Lettera del 13/12/03  di Lucio Montanari

IL SOGNO DI MONTEZUMA

 

Qualche tempo fa ho avuto occasione di ascoltare le parole di un noto giornalista, buon conoscitore dell’Islam e della cultura islamica.   Con voce serena e sincera convinzione spiegava che la Religione Islamica non è affatto incline alla violenza e alla guerra: si tratta di un luogo comune, riemerso in seguito agli attentati e alle stragi che, in questi ultimi anni, hanno insanguinato alcune parti del mondo.    Queste stragi orrende - diceva - non hanno niente a che fare con la Religione Islamica: sono delitti di matrice politica, commessi da terroristi fanatici e crudeli (come purtroppo esistono in molte altre nazioni).

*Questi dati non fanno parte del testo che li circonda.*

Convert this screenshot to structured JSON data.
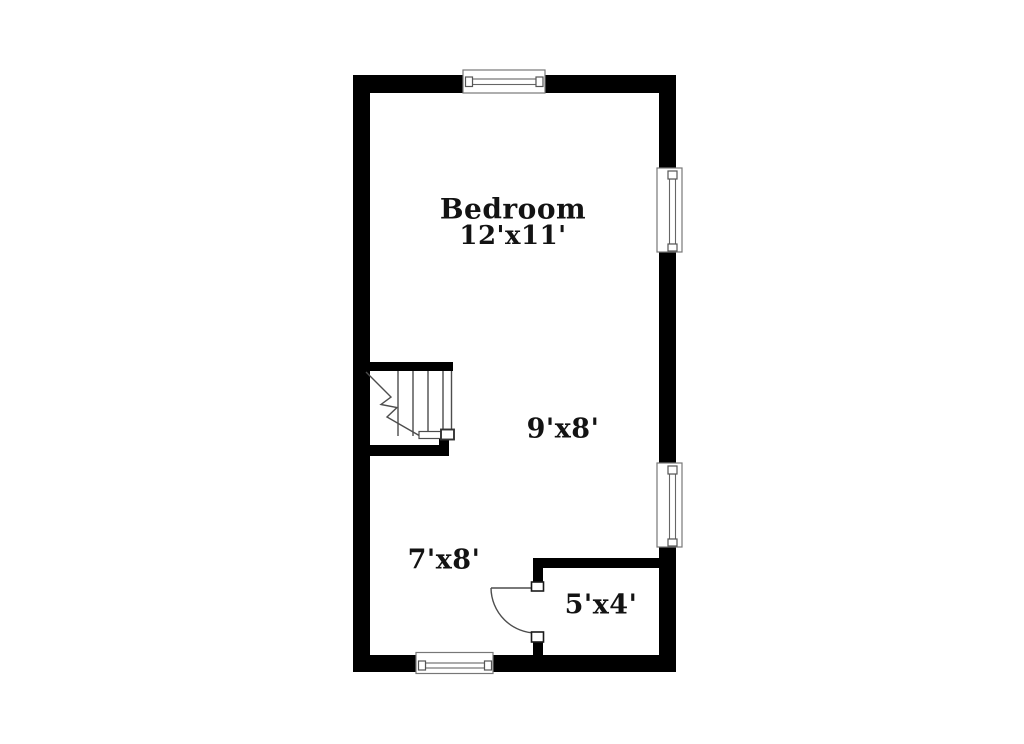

Al contrario, le sue conversazioni con religiosi islamici, dediti alla preghiera e allo studio del Corano, lo avevano convinto della profonda spiritualità dell’Islam, religione pacifica e rispettosa sia dell’uomo che delle altre religioni.

Sulla base di questa realtà religiosa e culturale, concludeva che potremo sempre convivere in pace con gli islamici: e pertanto dobbiamo accoglierli senza timore e con generosa solidarietà.

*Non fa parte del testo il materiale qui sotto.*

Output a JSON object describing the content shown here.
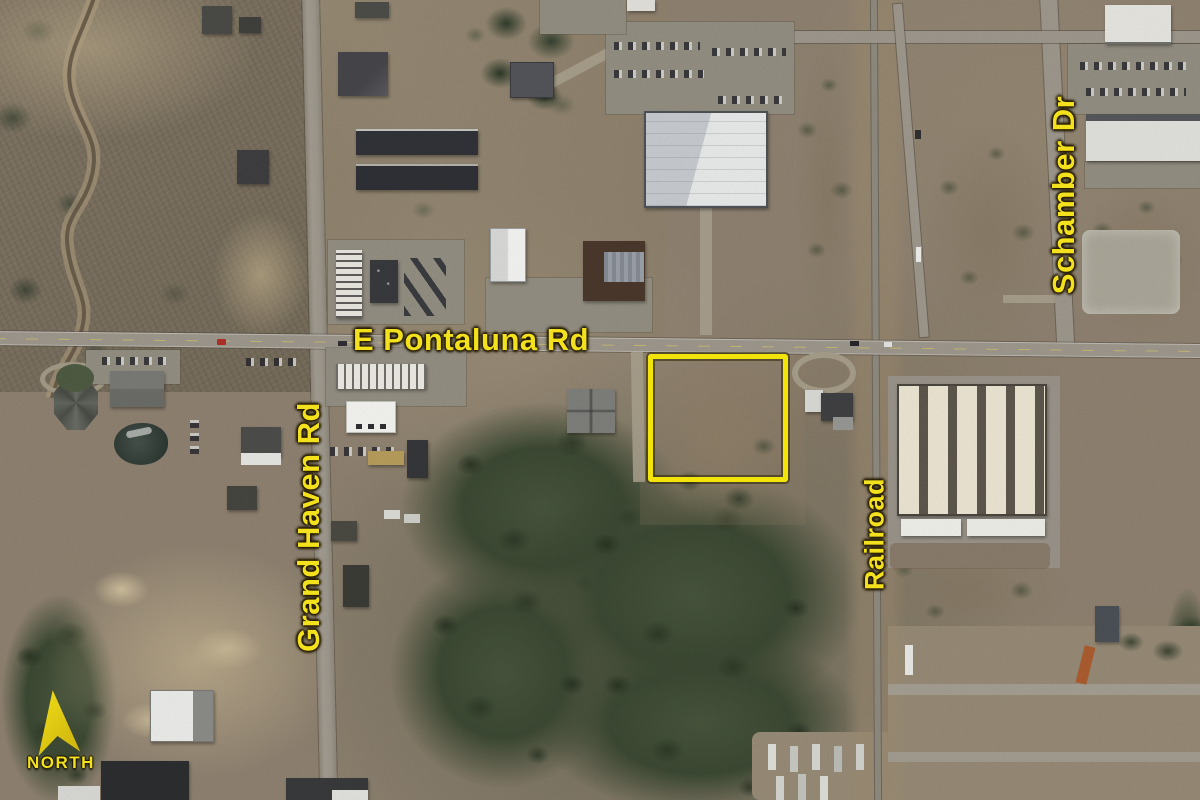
{
  "map": {
    "labels": {
      "pontaluna": "E Pontaluna Rd",
      "grand_haven": "Grand Haven Rd",
      "railroad": "Railroad",
      "schamber": "Schamber Dr"
    },
    "north_arrow": {
      "label": "NORTH"
    },
    "colors": {
      "annotation_yellow": "#f2e11c",
      "parcel_outline_yellow": "#f2e40a"
    }
  }
}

Mentre ascoltavo, ho cominciato a viaggiare con la fantasia nel mondo ideale dell’oratore; e ho immaginato che il nostro giornalista, proiettato in una dimensione fantastica, si trasformava in un benefico “Fantasma dell’accoglienza” (entità simile a quel vago “Fantasma del Natale” di dickensiana memoria).

Ho visto poi questo fantasma, libero di muoversi nello spazio e nel tempo, portare ovunque il suo messaggio di accoglienza; l’ho visto muoversi “senz’orma, come il vento”, sull’oceano, e raggiungere attraverso i secoli, il lontano Mexico del 1519.

          L’imperatore Montezuma era preoccupato.    I messaggeri provenienti dalla costa orientale avevano riferito, come di consueto, in modo preciso e 

         dettagliato.    Avevano descritto grandi barche dalle immense vele, ancorate davanti alla costa; lo sbarco di uomini bianchi e barbuti, vestiti con abiti

         di ferro; gli strani quadrupedi bardati al loro servizio; l’incendio delle navi, che illuminava il mare nella notte; e gli accampamenti rumorosi, pieni di

         animazione e movimento.   

Fortunatamente il numero degli stranieri era limitato: essi non potevano quindi rappresentare un pericolo.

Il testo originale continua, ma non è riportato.